On joining the cash basis, transitional adjustments may be required to ensure that income is not taxed twice and that expenditure is only relieved once. For example, if an expense was included in advance of its payment in the final profits calculated under the accruals basis (ie under generally accepted accounting practice (GAAP), see the Adjustment of profits ― overview guidance note), it cannot also be deducted as an expense if it is actually paid in the first period in which profits are calculated under the cash basis.

If the business has previously calculated profits on the accruals basis, receipts in the first year calculated under the cash may include amounts received from customers who had not settled their debts by the end of the previous tax year (debtors). Similarly, payments the business makes to its suppliers in the cash basis period may include amounts owed for purchases made in the previous tax year.

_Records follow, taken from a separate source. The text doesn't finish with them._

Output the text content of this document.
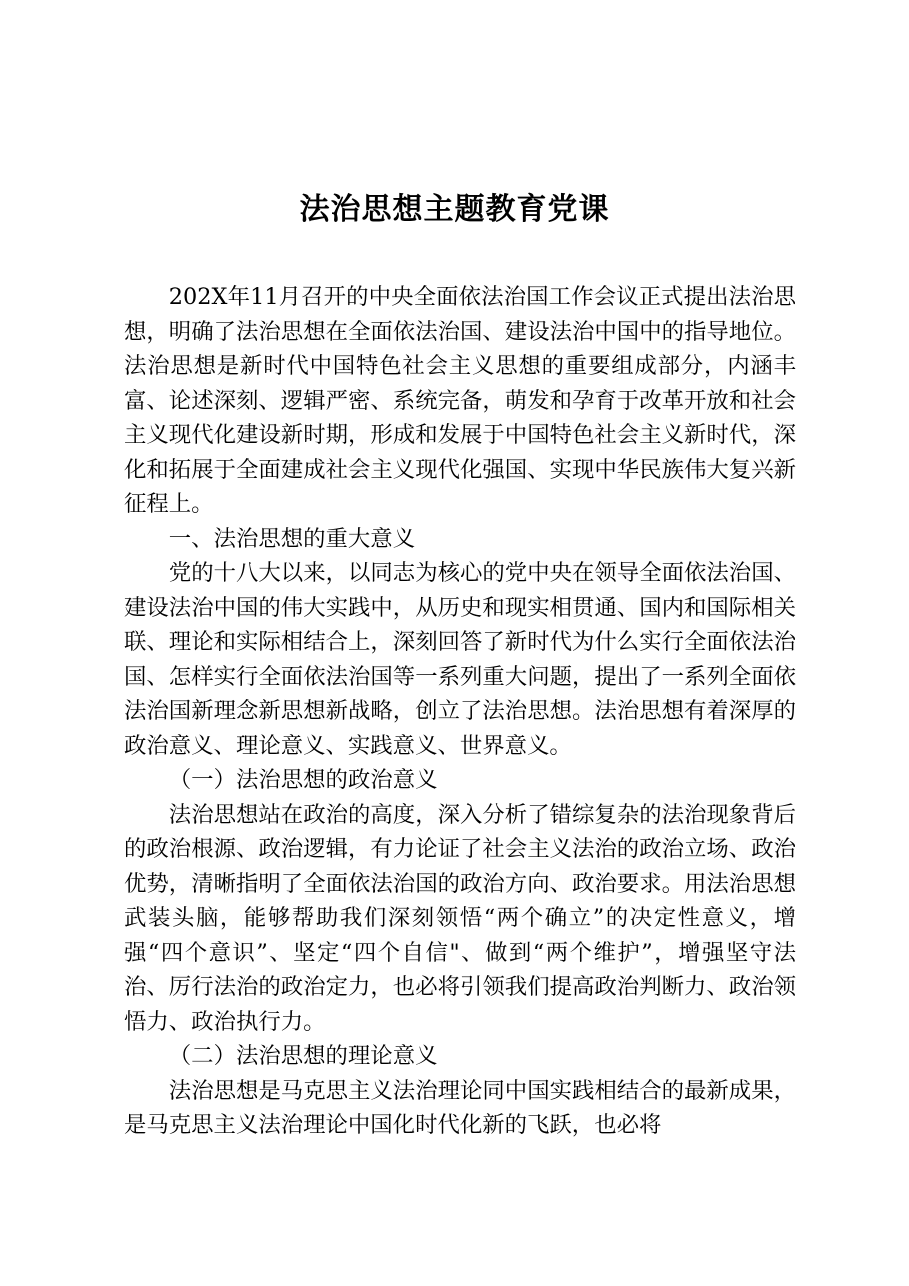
法治思想主题教育党课

202X年11月召开的中央全面依法治国工作会议正式提出法治思想，明确了法治思想在全面依法治国、建设法治中国中的指导地位。法治思想是新时代中国特色社会主义思想的重要组成部分，内涵丰富、论述深刻、逻辑严密、系统完备，萌发和孕育于改革开放和社会主义现代化建设新时期，形成和发展于中国特色社会主义新时代，深化和拓展于全面建成社会主义现代化强国、实现中华民族伟大复兴新征程上。

一、法治思想的重大意义

党的十八大以来，以同志为核心的党中央在领导全面依法治国、建设法治中国的伟大实践中，从历史和现实相贯通、国内和国际相关联、理论和实际相结合上，深刻回答了新时代为什么实行全面依法治国、怎样实行全面依法治国等一系列重大问题，提出了一系列全面依法治国新理念新思想新战略，创立了法治思想。法治思想有着深厚的政治意义、理论意义、实践意义、世界意义。

（一）法治思想的政治意义

法治思想站在政治的高度，深入分析了错综复杂的法治现象背后的政治根源、政治逻辑，有力论证了社会主义法治的政治立场、政治优势，清晰指明了全面依法治国的政治方向、政治要求。用法治思想武装头脑，能够帮助我们深刻领悟“两个确立”的决定性意义，增强“四个意识”、坚定“四个自信"、做到“两个维护”，增强坚守法治、厉行法治的政治定力，也必将引领我们提高政治判断力、政治领悟力、政治执行力。

（二）法治思想的理论意义

法治思想是马克思主义法治理论同中国实践相结合的最新成果，是马克思主义法治理论中国化时代化新的飞跃，也必将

Transitional adjustments may be required in the first year of cash basis calculation for these (see Example 1 and Example 2) and also for the following, if they apply:

  1. trading stock was held at the end of the previous tax year, see Example 3

  2. other accrued expenses, prepayments or income received in advance were included in the profits of the previous year, see Example 4, Example 5 and Example 6

  3. the business uses a finance leased asset (see below)

  4. capital allowances were claimed in the previous year (see below)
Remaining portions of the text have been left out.